In this case study a 55-year-old female with type 2 diabetes mellitus is concerned about a dramatic postprandial spike in her blood glucose levels. Having been diagnosed with diabetes 20 years ago, it seems safe to assume that the postprandial spikes exceed current clinical recommendations for adequate glycemic control. This essay will review the significance of this sign and its etiology.

Glycemic Control

O'Keefe and colleagues (2011) begin their review of glycemic control by discussing the strong epidemiological evidence that links uncontrolled hyperglycemia to cardiovascular disease. Essentially, for every 1% increase in glycated hemoglobin (HbA1c) an individual will incur an 8 and 9% increase in the risk of myocardial infarction and stroke, respectively. HbA1c is an indicator of how well a person has been controlling their blood glucose levels over the long-term. In light of these findings, the patient's concern seems warranted.
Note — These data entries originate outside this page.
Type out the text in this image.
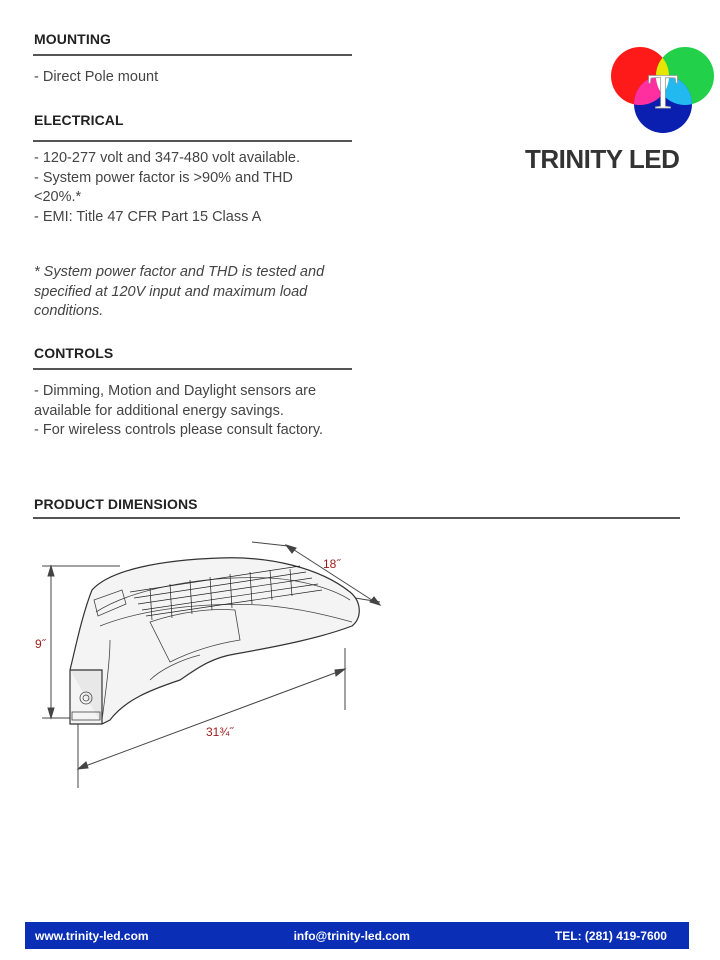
MOUNTING
- Direct Pole mount
ELECTRICAL
- 120-277 volt and 347-480 volt available.
- System power factor is >90% and THD <20%.*
- EMI: Title 47 CFR Part 15 Class A
* System power factor and THD is tested and specified at 120V input and maximum load conditions.
CONTROLS
- Dimming, Motion and Daylight sensors are available for additional energy savings.
- For wireless controls please consult factory.
PRODUCT DIMENSIONS
T
TRINITY LED
18˝
9˝
31¾˝
www.trinity-led.com	info@trinity-led.com	TEL: (281) 419-7600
Newly diagnosed type 2 diabetes patients are typically advised to try controlling blood glucose levels through lifestyle changes (Owens, 2013). These changes can include regular exercise, if the patient is physically capable, and a high-fiber, low-fat diet (Seggelke, S. & Evenhart, 2013). Research has shown that even minor improvements in BMI, from 5 to 10%, will significantly lower HbA1c levels.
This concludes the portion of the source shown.